Blog Sexual Wellness  Why Is Recreational Sex Controversial?

Why Is Recreational Sex Controversial?

Blog Sexual Wellness  Why Is Recreational Sex Controversial?

We generally have consensual sex for three reasons. First is procreative, which is sex for the purposes of reproduction. Second is relational, in which sex is used to secure and maintain relationships like marriage. That’s about bonding and societal, structural stability. The third is recreational.

Recreational sex is where society starts to get a bit uncomfortable with things. Procreative sex is encouraged, necessary even, for the survival of our species. Relational sex is also normal within certain confines, specifically marriage, according to cultural norms. Recreational sex, sex for pleasure, has had a harder time courting cultural acceptability. Why?

Blog Sexual Wellness  Why Is Recreational Sex Controversial?

Western culture has long had an undercurrent of recreational sexuality. Masturbation, sex work, non-monogamy , group sex, and BDSM have been with us for all our recorded history, and yet it’s judged harshly by the wider population – who, it might be assumed, aren’t partaking. It was tolerated by religious and civil authorities as long as it remained discreet and undercover. As soon as it becomes too visible, then it’s a problem, and this attitude still permeates our behavior even now. The fear that society might be perverted and the social order threatened by recreational sex was real and remains real. 

As a result, those with a flagrant and highly visible attitude to sex have been subject to fines, imprisonment, corporal punishment, and even execution, throughout the ages.
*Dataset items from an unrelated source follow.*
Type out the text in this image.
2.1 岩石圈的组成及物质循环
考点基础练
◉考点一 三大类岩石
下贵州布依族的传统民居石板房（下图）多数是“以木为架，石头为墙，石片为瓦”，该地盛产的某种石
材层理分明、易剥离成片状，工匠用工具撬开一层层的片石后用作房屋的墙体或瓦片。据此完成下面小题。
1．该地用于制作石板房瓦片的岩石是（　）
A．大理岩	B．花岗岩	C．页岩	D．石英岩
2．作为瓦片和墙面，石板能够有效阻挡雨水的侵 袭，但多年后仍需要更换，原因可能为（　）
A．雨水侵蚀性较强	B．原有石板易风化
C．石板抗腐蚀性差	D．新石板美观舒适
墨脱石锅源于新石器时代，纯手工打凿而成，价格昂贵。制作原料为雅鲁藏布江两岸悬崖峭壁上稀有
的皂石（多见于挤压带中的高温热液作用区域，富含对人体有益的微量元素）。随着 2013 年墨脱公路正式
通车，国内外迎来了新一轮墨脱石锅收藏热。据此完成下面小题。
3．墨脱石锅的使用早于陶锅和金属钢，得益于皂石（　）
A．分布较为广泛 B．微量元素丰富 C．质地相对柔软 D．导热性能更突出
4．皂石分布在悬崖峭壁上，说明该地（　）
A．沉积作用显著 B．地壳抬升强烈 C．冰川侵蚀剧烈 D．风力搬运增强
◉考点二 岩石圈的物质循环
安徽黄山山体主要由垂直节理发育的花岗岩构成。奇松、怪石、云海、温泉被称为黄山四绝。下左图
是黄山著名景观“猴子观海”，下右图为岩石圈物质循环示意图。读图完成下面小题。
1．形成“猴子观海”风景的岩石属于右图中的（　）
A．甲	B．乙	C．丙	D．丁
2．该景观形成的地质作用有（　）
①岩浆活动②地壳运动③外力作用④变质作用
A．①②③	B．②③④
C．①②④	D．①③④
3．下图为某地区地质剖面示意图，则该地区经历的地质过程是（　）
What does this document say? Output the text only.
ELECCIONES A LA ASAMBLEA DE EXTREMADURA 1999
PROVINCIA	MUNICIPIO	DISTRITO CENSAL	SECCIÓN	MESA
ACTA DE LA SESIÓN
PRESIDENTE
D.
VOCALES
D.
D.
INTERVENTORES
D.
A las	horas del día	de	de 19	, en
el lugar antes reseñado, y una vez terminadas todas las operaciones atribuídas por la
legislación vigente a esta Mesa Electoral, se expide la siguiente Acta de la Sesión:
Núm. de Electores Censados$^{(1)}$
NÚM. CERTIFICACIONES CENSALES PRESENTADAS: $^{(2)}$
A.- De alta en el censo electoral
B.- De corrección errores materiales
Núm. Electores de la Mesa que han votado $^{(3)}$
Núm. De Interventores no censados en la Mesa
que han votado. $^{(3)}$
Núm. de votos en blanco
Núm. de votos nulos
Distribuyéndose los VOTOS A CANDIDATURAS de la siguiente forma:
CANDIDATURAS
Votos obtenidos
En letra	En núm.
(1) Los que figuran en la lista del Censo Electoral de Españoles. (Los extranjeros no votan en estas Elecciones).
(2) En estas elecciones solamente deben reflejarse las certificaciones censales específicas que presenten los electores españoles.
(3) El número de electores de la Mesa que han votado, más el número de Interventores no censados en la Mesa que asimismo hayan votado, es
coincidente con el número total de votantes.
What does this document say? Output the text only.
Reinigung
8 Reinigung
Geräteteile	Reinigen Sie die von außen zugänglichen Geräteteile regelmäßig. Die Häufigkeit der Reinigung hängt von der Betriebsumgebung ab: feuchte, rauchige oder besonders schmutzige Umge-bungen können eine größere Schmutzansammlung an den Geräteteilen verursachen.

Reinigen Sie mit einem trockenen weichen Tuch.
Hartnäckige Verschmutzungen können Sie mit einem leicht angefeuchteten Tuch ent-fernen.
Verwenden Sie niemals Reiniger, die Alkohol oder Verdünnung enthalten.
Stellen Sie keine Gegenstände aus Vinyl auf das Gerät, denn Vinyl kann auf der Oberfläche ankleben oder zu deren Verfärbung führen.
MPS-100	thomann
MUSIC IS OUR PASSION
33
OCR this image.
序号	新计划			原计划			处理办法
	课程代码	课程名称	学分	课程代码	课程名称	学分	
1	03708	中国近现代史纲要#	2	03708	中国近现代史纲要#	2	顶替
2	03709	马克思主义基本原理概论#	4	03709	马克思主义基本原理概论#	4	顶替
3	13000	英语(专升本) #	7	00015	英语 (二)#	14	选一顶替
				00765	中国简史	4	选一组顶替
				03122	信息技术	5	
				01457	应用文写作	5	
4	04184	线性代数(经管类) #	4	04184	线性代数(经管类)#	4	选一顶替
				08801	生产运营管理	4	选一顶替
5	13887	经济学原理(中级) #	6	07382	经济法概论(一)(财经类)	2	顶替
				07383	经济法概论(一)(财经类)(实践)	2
Great books and legal codes have developed around the mandate to keep recreational sex under wraps and in check, and much of our morality is based on those social regulations. 

In 1948, Alfred Kinsey published the first scientific account of male sexuality, and followed it up in 1953 with the corresponding account of female sexuality. It revealed something that was difficult for 50s America to reconcile: a lot of people were having sex for pleasure. Most of them, in fact. Some of them were routinely having recreational sex. The illusion was shattered: Americans were having sex for reasons above and beyond those mandated by God and the church, and conservative opinion was fractured about it.

Kinsey’s research, and countless others since, has shown that recreation is the most common type of sex, alongside masturbation, and that they were enjoyed fairly prevalently. And yet, society persisted unabated.

Sex is more visible than ever before right now. It’s become so intrinsic that it’s hard to imagine our society without it. Much of our literature, movies, TV, newspapers, songs, and interactions have become enriched by it, to the extent that it is as much a part of our shared cultural psyche that the trend seems impossible to reverse. Meanwhile, religious conservatives continue to insist that sex for fun is harmful, and that it will spell the end of civilization.

Social conservatives account for around 40% of the US population, which is a very significant number, and they worry about the effect sex for pleasure is having on America. They often believe that we should “save” our “virginities” for marriage, despite the fact that only 5% of us are virgins when we get married. And that’s assuming the concept of virginity has any inherent value at all, which it doesn’t. 

What it means, though, is these conservative convictions almost always give way to lust. The same group who eschew masturbation as a ticket to hell are also doing it, statistically, since masturbation is the most common form of recreational sex on the planet. 

A group of scientists at the University of California compared 132 men who’d sought treatment for “porn addiction ” with a control group of 569 men. There was a significant difference: those who had sought help for the troubling effects of pornography use were significantly more religious. Oklahoma did a similar test of 1600 men and women, and the more religious the participants, the greater the sense of guilt, anxiety, and shame they reported – even though the social outcome was exactly the same as those who reported less religious feeling. 

There are countless similar case studies that showcase a correlation between religious observance and anxiety about sex for pleasure. But, as sex becomes more and more visible and prominent in our lives, and we begin to understand that it has always been that way, at what point do we acknowledge that society continues unabated? At what point do we finally relinquish the mistaken belief that everything will fall apart if we give in to pleasure?